Comparison page
GPT-5.4 mini vs Gemini 3.1 Pro Preview
Compare a lower-cost OpenAI model with Google's current Gemini Pro preview.
Side-by-side pricing
The table uses the same example request on both models so you can compare lower-cost production tasks and multimodal reasoning without changing the prompt shape.
Input 1,000 / Output 250
| Model | Input / 1M | Cached input / 1M | Output / 1M | Example request | Source |
|---|---|---|---|---|---|
GPT-5.4 mini Latest mini model in the GPT-5.4 family for coding and agentic workflows. | $0.750 | No public rate | $4.50 | $0.0019 | OpenAI pricing |
Gemini 3.1 Pro Preview Google's latest Gemini Pro preview for complex multimodal reasoning workloads. | $2.00 | No public rate | $12.0 | $0.0050 | Google Gemini pricing |
When to choose each model
GPT-5.4 mini
Choose GPT-5.4 mini when you want the economics or capability profile of OpenAI and you can justify the published rate.
Gemini 3.1 Pro Preview
Choose Gemini 3.1 Pro Preview when you need the second option in this comparison and want to test whether it lowers spend without hurting the workflow.
Use cases
- • High-volume support or workflow automation.

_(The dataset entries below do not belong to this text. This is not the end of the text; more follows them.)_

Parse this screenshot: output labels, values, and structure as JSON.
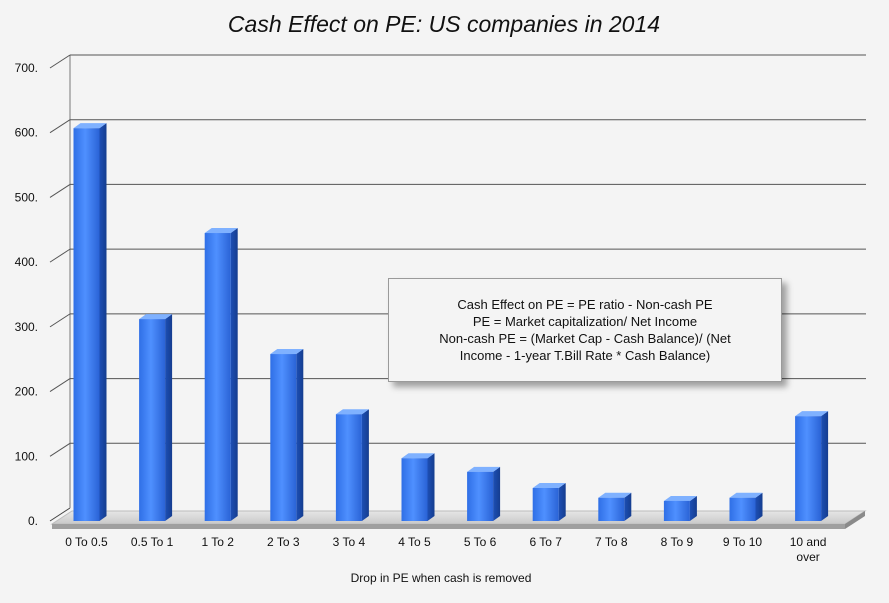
{
  "chart_data": {
    "type": "bar",
    "title": "Cash Effect on PE: US companies in 2014",
    "xlabel": "Drop in PE when cash is removed",
    "ylabel": "",
    "ylim": [
      0,
      700
    ],
    "yticks": [
      0,
      100,
      200,
      300,
      400,
      500,
      600,
      700
    ],
    "ytick_labels": [
      "0.",
      "100.",
      "200.",
      "300.",
      "400.",
      "500.",
      "600.",
      "700."
    ],
    "grid": true,
    "categories": [
      "0 To 0.5",
      "0.5 To 1",
      "1 To 2",
      "2 To 3",
      "3 To 4",
      "4 To 5",
      "5 To 6",
      "6 To 7",
      "7 To 8",
      "8 To 9",
      "9 To 10",
      "10 and over"
    ],
    "category_lines": [
      [
        "0 To 0.5"
      ],
      [
        "0.5 To 1"
      ],
      [
        "1 To 2"
      ],
      [
        "2 To 3"
      ],
      [
        "3 To 4"
      ],
      [
        "4 To 5"
      ],
      [
        "5 To 6"
      ],
      [
        "6 To 7"
      ],
      [
        "7 To 8"
      ],
      [
        "8 To 9"
      ],
      [
        "9 To 10"
      ],
      [
        "10 and",
        "over"
      ]
    ],
    "values": [
      607,
      312,
      445,
      258,
      165,
      97,
      76,
      51,
      36,
      31,
      36,
      162
    ],
    "bar_color": "#3d7ef0",
    "annotation": [
      "Cash Effect on PE = PE ratio - Non-cash PE",
      "PE = Market capitalization/ Net Income",
      "Non-cash PE = (Market Cap - Cash Balance)/ (Net",
      "Income - 1-year T.Bill Rate * Cash Balance)"
    ]
  }
}
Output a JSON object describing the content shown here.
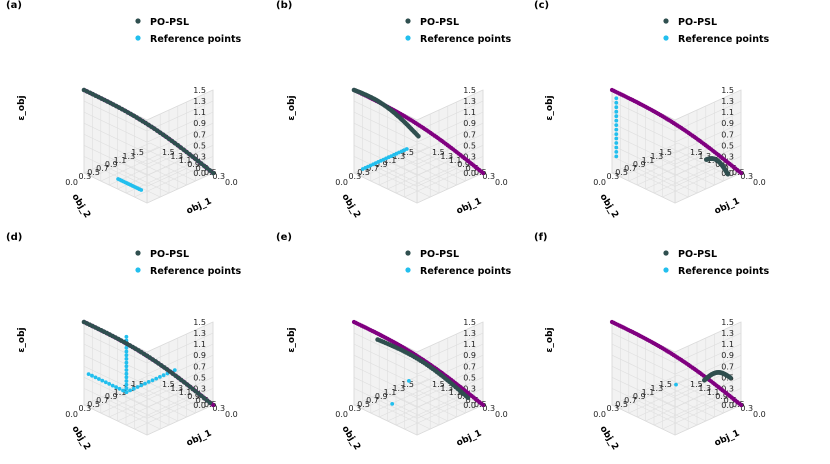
{
  "figure": {
    "legend": {
      "entries": [
        {
          "label": "PO-PSL",
          "color": "#2f4f4f"
        },
        {
          "label": "Reference points",
          "color": "#22bfee"
        }
      ]
    },
    "axes": {
      "x_label": "obj_1",
      "y_label": "obj_2",
      "z_label": "ε_obj",
      "x_ticks": [
        "0.0",
        "0.3",
        "0.5",
        "0.7",
        "0.9",
        "1.1",
        "1.3",
        "1.5"
      ],
      "y_ticks": [
        "0.0",
        "0.3",
        "0.5",
        "0.7",
        "0.9",
        "1.1",
        "1.3",
        "1.5"
      ],
      "z_ticks": [
        "0.0",
        "0.3",
        "0.5",
        "0.7",
        "0.9",
        "1.1",
        "1.3",
        "1.5"
      ]
    },
    "colors": {
      "front": "#800080",
      "psl": "#2f4f4f",
      "reference": "#22bfee",
      "pane": "#f2f2f2"
    }
  },
  "chart_data": [
    {
      "panel": "(a)",
      "type": "scatter3d",
      "front": {
        "from": [
          0,
          1.5,
          0
        ],
        "to": [
          1.5,
          0,
          1.5
        ]
      },
      "psl": {
        "from": [
          0,
          1.5,
          0
        ],
        "to": [
          1.5,
          0,
          1.5
        ]
      },
      "reference": [
        {
          "from": [
            0.95,
            0.25,
            0
          ],
          "to": [
            0.4,
            0.25,
            0
          ],
          "n": 14
        }
      ],
      "xlim": [
        0,
        1.5
      ],
      "ylim": [
        0,
        1.5
      ],
      "zlim": [
        0,
        1.5
      ]
    },
    {
      "panel": "(b)",
      "type": "scatter3d",
      "front": {
        "from": [
          0,
          1.5,
          0
        ],
        "to": [
          1.5,
          0,
          1.5
        ]
      },
      "psl": {
        "from": [
          0.7,
          0.7,
          0.7
        ],
        "to": [
          1.5,
          0,
          1.5
        ]
      },
      "reference": [
        {
          "from": [
            1.5,
            1.2,
            0
          ],
          "to": [
            1.5,
            0.2,
            0
          ],
          "n": 18
        }
      ],
      "xlim": [
        0,
        1.5
      ],
      "ylim": [
        0,
        1.5
      ],
      "zlim": [
        0,
        1.5
      ]
    },
    {
      "panel": "(c)",
      "type": "scatter3d",
      "front": {
        "from": [
          0,
          1.5,
          0
        ],
        "to": [
          1.5,
          0,
          1.5
        ]
      },
      "psl": {
        "from": [
          0.05,
          1.25,
          0.05
        ],
        "to": [
          0.25,
          0.95,
          0.35
        ]
      },
      "reference": [
        {
          "from": [
            1.45,
            0.05,
            1.35
          ],
          "to": [
            1.45,
            0.05,
            0.3
          ],
          "n": 14
        }
      ],
      "xlim": [
        0,
        1.5
      ],
      "ylim": [
        0,
        1.5
      ],
      "zlim": [
        0,
        1.5
      ]
    },
    {
      "panel": "(d)",
      "type": "scatter3d",
      "front": {
        "from": [
          0,
          1.5,
          0
        ],
        "to": [
          1.5,
          0,
          1.5
        ]
      },
      "psl": {
        "from": [
          0.02,
          1.45,
          0.05
        ],
        "to": [
          1.5,
          0,
          1.5
        ]
      },
      "reference": [
        {
          "from": [
            0.7,
            0.2,
            0.45
          ],
          "to": [
            0.7,
            0.2,
            1.45
          ],
          "n": 16
        },
        {
          "from": [
            0.7,
            0.2,
            0.45
          ],
          "to": [
            0.7,
            1.3,
            0.45
          ],
          "n": 14
        },
        {
          "from": [
            0.7,
            0.2,
            0.45
          ],
          "to": [
            1.6,
            0.2,
            0.45
          ],
          "n": 12
        }
      ],
      "xlim": [
        0,
        1.5
      ],
      "ylim": [
        0,
        1.5
      ],
      "zlim": [
        0,
        1.5
      ]
    },
    {
      "panel": "(e)",
      "type": "scatter3d",
      "front": {
        "from": [
          0,
          1.5,
          0
        ],
        "to": [
          1.5,
          0,
          1.5
        ]
      },
      "psl": {
        "from": [
          0.15,
          1.3,
          0.15
        ],
        "to": [
          1.2,
          0.25,
          1.2
        ]
      },
      "reference": [
        {
          "from": [
            0.8,
            0.2,
            0.2
          ],
          "to": [
            0.8,
            0.2,
            0.2
          ],
          "n": 1
        },
        {
          "from": [
            1.45,
            1.2,
            0.02
          ],
          "to": [
            1.45,
            1.2,
            0.02
          ],
          "n": 1
        }
      ],
      "xlim": [
        0,
        1.5
      ],
      "ylim": [
        0,
        1.5
      ],
      "zlim": [
        0,
        1.5
      ]
    },
    {
      "panel": "(f)",
      "type": "scatter3d",
      "front": {
        "from": [
          0,
          1.5,
          0
        ],
        "to": [
          1.5,
          0,
          1.5
        ]
      },
      "psl": {
        "from": [
          0.25,
          1.5,
          0.4
        ],
        "to": [
          0.35,
          1.0,
          0.5
        ]
      },
      "reference": [
        {
          "from": [
            0.5,
            0.5,
            0.55
          ],
          "to": [
            0.5,
            0.5,
            0.55
          ],
          "n": 1
        }
      ],
      "xlim": [
        0,
        1.5
      ],
      "ylim": [
        0,
        1.5
      ],
      "zlim": [
        0,
        1.5
      ]
    }
  ]
}
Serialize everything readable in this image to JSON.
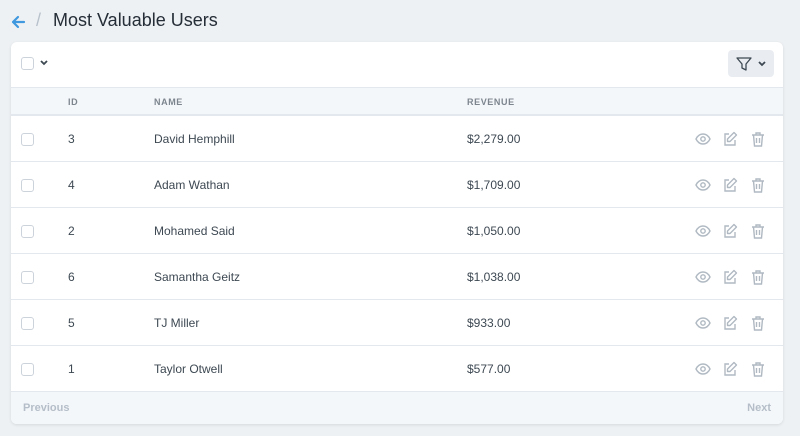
{
  "header": {
    "title": "Most Valuable Users"
  },
  "table": {
    "columns": [
      "ID",
      "NAME",
      "REVENUE"
    ],
    "rows": [
      [
        "3",
        "David Hemphill",
        "$2,279.00"
      ],
      [
        "4",
        "Adam Wathan",
        "$1,709.00"
      ],
      [
        "2",
        "Mohamed Said",
        "$1,050.00"
      ],
      [
        "6",
        "Samantha Geitz",
        "$1,038.00"
      ],
      [
        "5",
        "TJ Miller",
        "$933.00"
      ],
      [
        "1",
        "Taylor Otwell",
        "$577.00"
      ]
    ]
  },
  "pagination": {
    "previous": "Previous",
    "next": "Next"
  }
}
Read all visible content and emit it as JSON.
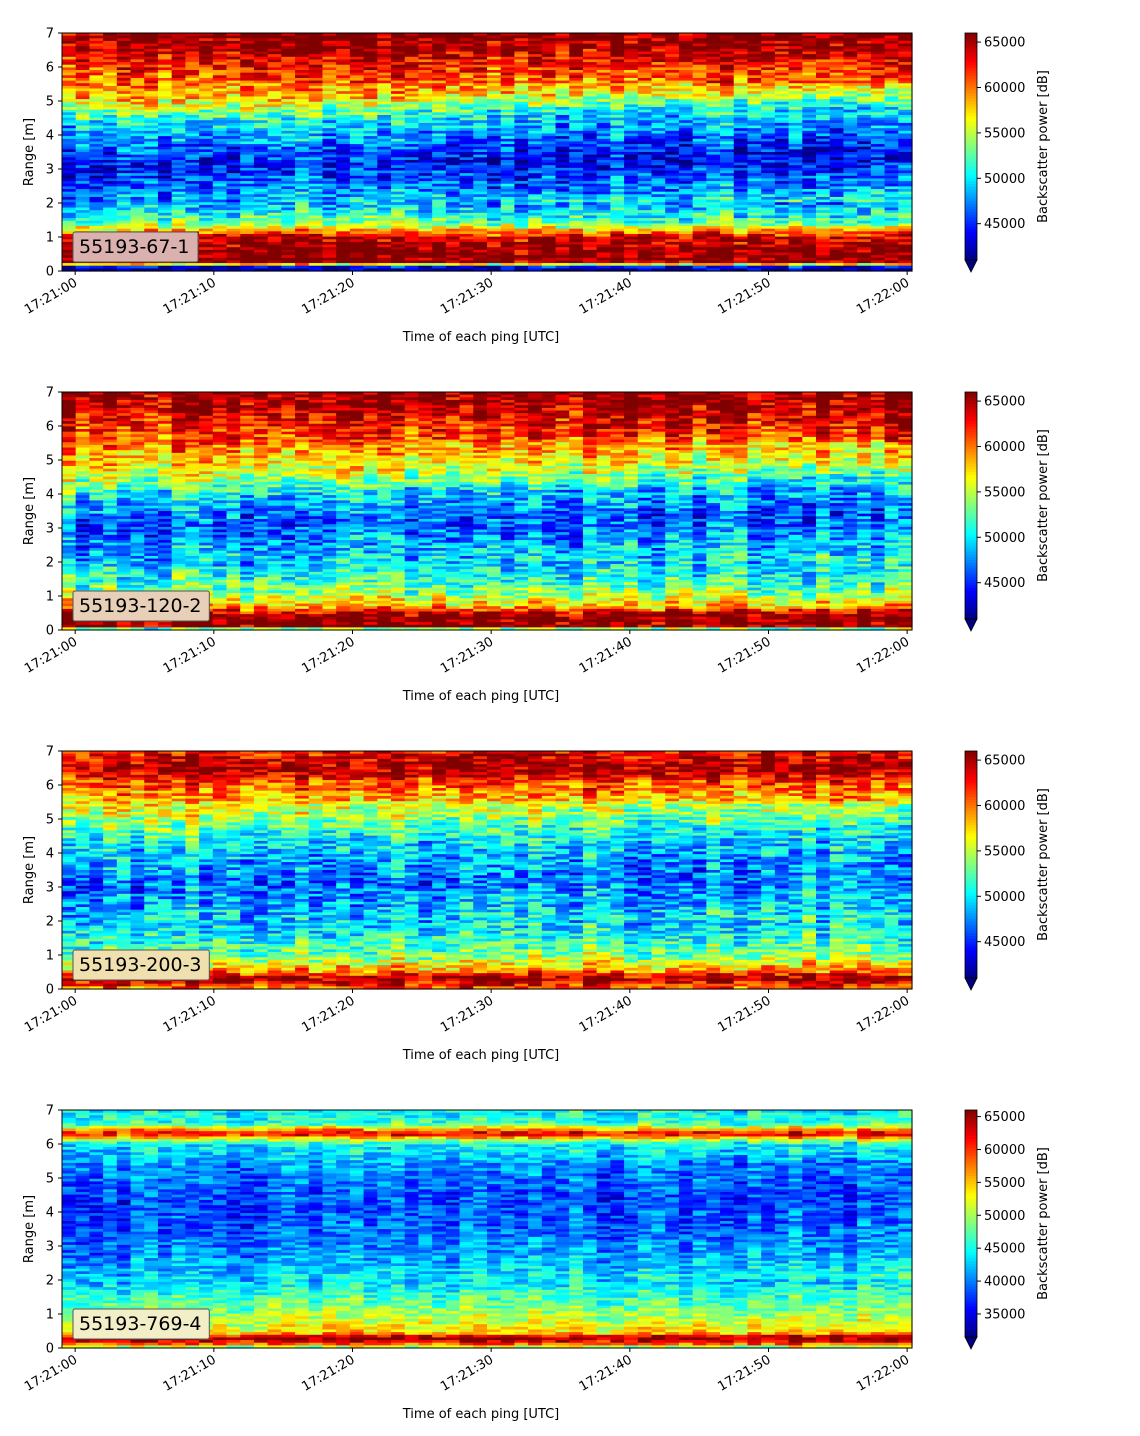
{
  "chart_data": [
    {
      "type": "heatmap",
      "label": "55193-67-1",
      "label_bg": "#dbb1b0",
      "xlabel": "Time of each ping [UTC]",
      "ylabel": "Range [m]",
      "x_range": [
        "17:21:00",
        "17:22:00"
      ],
      "x_ticks": [
        "17:21:00",
        "17:21:10",
        "17:21:20",
        "17:21:30",
        "17:21:40",
        "17:21:50",
        "17:22:00"
      ],
      "ylim": [
        0,
        7
      ],
      "y_ticks": [
        "0",
        "1",
        "2",
        "3",
        "4",
        "5",
        "6",
        "7"
      ],
      "colorbar_label": "Backscatter power [dB]",
      "colorbar_range": [
        41000,
        66000
      ],
      "colorbar_ticks": [
        "45000",
        "50000",
        "55000",
        "60000",
        "65000"
      ],
      "colorbar_extend": "min",
      "colormap": "jet",
      "profile": [
        {
          "range": 7.0,
          "value": 66000
        },
        {
          "range": 6.6,
          "value": 65500
        },
        {
          "range": 6.0,
          "value": 62000
        },
        {
          "range": 5.0,
          "value": 58000
        },
        {
          "range": 4.3,
          "value": 50000
        },
        {
          "range": 3.0,
          "value": 44000
        },
        {
          "range": 2.0,
          "value": 48000
        },
        {
          "range": 1.4,
          "value": 53000
        },
        {
          "range": 1.0,
          "value": 64000
        },
        {
          "range": 0.6,
          "value": 66000
        },
        {
          "range": 0.25,
          "value": 66000
        },
        {
          "range": 0.1,
          "value": 41000
        },
        {
          "range": 0.0,
          "value": 41000
        }
      ]
    },
    {
      "type": "heatmap",
      "label": "55193-120-2",
      "label_bg": "#e8d0b8",
      "xlabel": "Time of each ping [UTC]",
      "ylabel": "Range [m]",
      "x_range": [
        "17:21:00",
        "17:22:00"
      ],
      "x_ticks": [
        "17:21:00",
        "17:21:10",
        "17:21:20",
        "17:21:30",
        "17:21:40",
        "17:21:50",
        "17:22:00"
      ],
      "ylim": [
        0,
        7
      ],
      "y_ticks": [
        "0",
        "1",
        "2",
        "3",
        "4",
        "5",
        "6",
        "7"
      ],
      "colorbar_label": "Backscatter power [dB]",
      "colorbar_range": [
        41000,
        66000
      ],
      "colorbar_ticks": [
        "45000",
        "50000",
        "55000",
        "60000",
        "65000"
      ],
      "colorbar_extend": "min",
      "colormap": "jet",
      "profile": [
        {
          "range": 7.0,
          "value": 65500
        },
        {
          "range": 6.5,
          "value": 64500
        },
        {
          "range": 5.5,
          "value": 60500
        },
        {
          "range": 4.5,
          "value": 56000
        },
        {
          "range": 3.8,
          "value": 49500
        },
        {
          "range": 3.0,
          "value": 46000
        },
        {
          "range": 2.0,
          "value": 49000
        },
        {
          "range": 1.2,
          "value": 53000
        },
        {
          "range": 0.7,
          "value": 58000
        },
        {
          "range": 0.45,
          "value": 66000
        },
        {
          "range": 0.1,
          "value": 66000
        },
        {
          "range": 0.0,
          "value": 45000
        }
      ]
    },
    {
      "type": "heatmap",
      "label": "55193-200-3",
      "label_bg": "#f0e0b0",
      "xlabel": "Time of each ping [UTC]",
      "ylabel": "Range [m]",
      "x_range": [
        "17:21:00",
        "17:22:00"
      ],
      "x_ticks": [
        "17:21:00",
        "17:21:10",
        "17:21:20",
        "17:21:30",
        "17:21:40",
        "17:21:50",
        "17:22:00"
      ],
      "ylim": [
        0,
        7
      ],
      "y_ticks": [
        "0",
        "1",
        "2",
        "3",
        "4",
        "5",
        "6",
        "7"
      ],
      "colorbar_label": "Backscatter power [dB]",
      "colorbar_range": [
        41000,
        66000
      ],
      "colorbar_ticks": [
        "45000",
        "50000",
        "55000",
        "60000",
        "65000"
      ],
      "colorbar_extend": "min",
      "colormap": "jet",
      "profile": [
        {
          "range": 7.0,
          "value": 63000
        },
        {
          "range": 6.5,
          "value": 65500
        },
        {
          "range": 6.0,
          "value": 61000
        },
        {
          "range": 5.0,
          "value": 55000
        },
        {
          "range": 4.0,
          "value": 49500
        },
        {
          "range": 3.0,
          "value": 47000
        },
        {
          "range": 2.0,
          "value": 49500
        },
        {
          "range": 1.0,
          "value": 53500
        },
        {
          "range": 0.55,
          "value": 59000
        },
        {
          "range": 0.3,
          "value": 66000
        },
        {
          "range": 0.0,
          "value": 60000
        }
      ]
    },
    {
      "type": "heatmap",
      "label": "55193-769-4",
      "label_bg": "#f2efc8",
      "xlabel": "Time of each ping [UTC]",
      "ylabel": "Range [m]",
      "x_range": [
        "17:21:00",
        "17:22:00"
      ],
      "x_ticks": [
        "17:21:00",
        "17:21:10",
        "17:21:20",
        "17:21:30",
        "17:21:40",
        "17:21:50",
        "17:22:00"
      ],
      "ylim": [
        0,
        7
      ],
      "y_ticks": [
        "0",
        "1",
        "2",
        "3",
        "4",
        "5",
        "6",
        "7"
      ],
      "colorbar_label": "Backscatter power [dB]",
      "colorbar_range": [
        31500,
        66000
      ],
      "colorbar_ticks": [
        "35000",
        "40000",
        "45000",
        "50000",
        "55000",
        "60000",
        "65000"
      ],
      "colorbar_extend": "min",
      "colormap": "jet",
      "profile": [
        {
          "range": 7.0,
          "value": 44000
        },
        {
          "range": 6.6,
          "value": 46000
        },
        {
          "range": 6.3,
          "value": 63000
        },
        {
          "range": 6.0,
          "value": 44000
        },
        {
          "range": 5.0,
          "value": 40000
        },
        {
          "range": 4.0,
          "value": 38000
        },
        {
          "range": 3.0,
          "value": 39500
        },
        {
          "range": 2.0,
          "value": 43000
        },
        {
          "range": 1.0,
          "value": 50000
        },
        {
          "range": 0.45,
          "value": 54000
        },
        {
          "range": 0.3,
          "value": 66000
        },
        {
          "range": 0.15,
          "value": 62000
        },
        {
          "range": 0.0,
          "value": 47000
        }
      ]
    }
  ]
}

- • Teams choosing between price efficiency and multimodal reach.
- • Early-stage budget planning for a mixed prompt workload.
If the prompt is noisy or repetitive, run it through the prompt optimizer first.
If the brief is too loose, use the context engineer to tighten the instructions before you compare models again.
For the broader pricing strategy, read the LLM cost optimization pillar and the cost-per-million-tokens cheat sheet.
FAQ
Which model is cheaper?
GPT-5.4 mini is cheaper on the current rates and is often the first comparison point when teams want to lower spend.
When would Gemini win?
Gemini can still be the better choice if your workload is centered on the Google ecosystem or you specifically need its multimodal behavior.
Can I compare more than one prompt profile?
Yes. Use the calculator with multiple prompt samples, then treat this page as a quick reference for the model pair itself.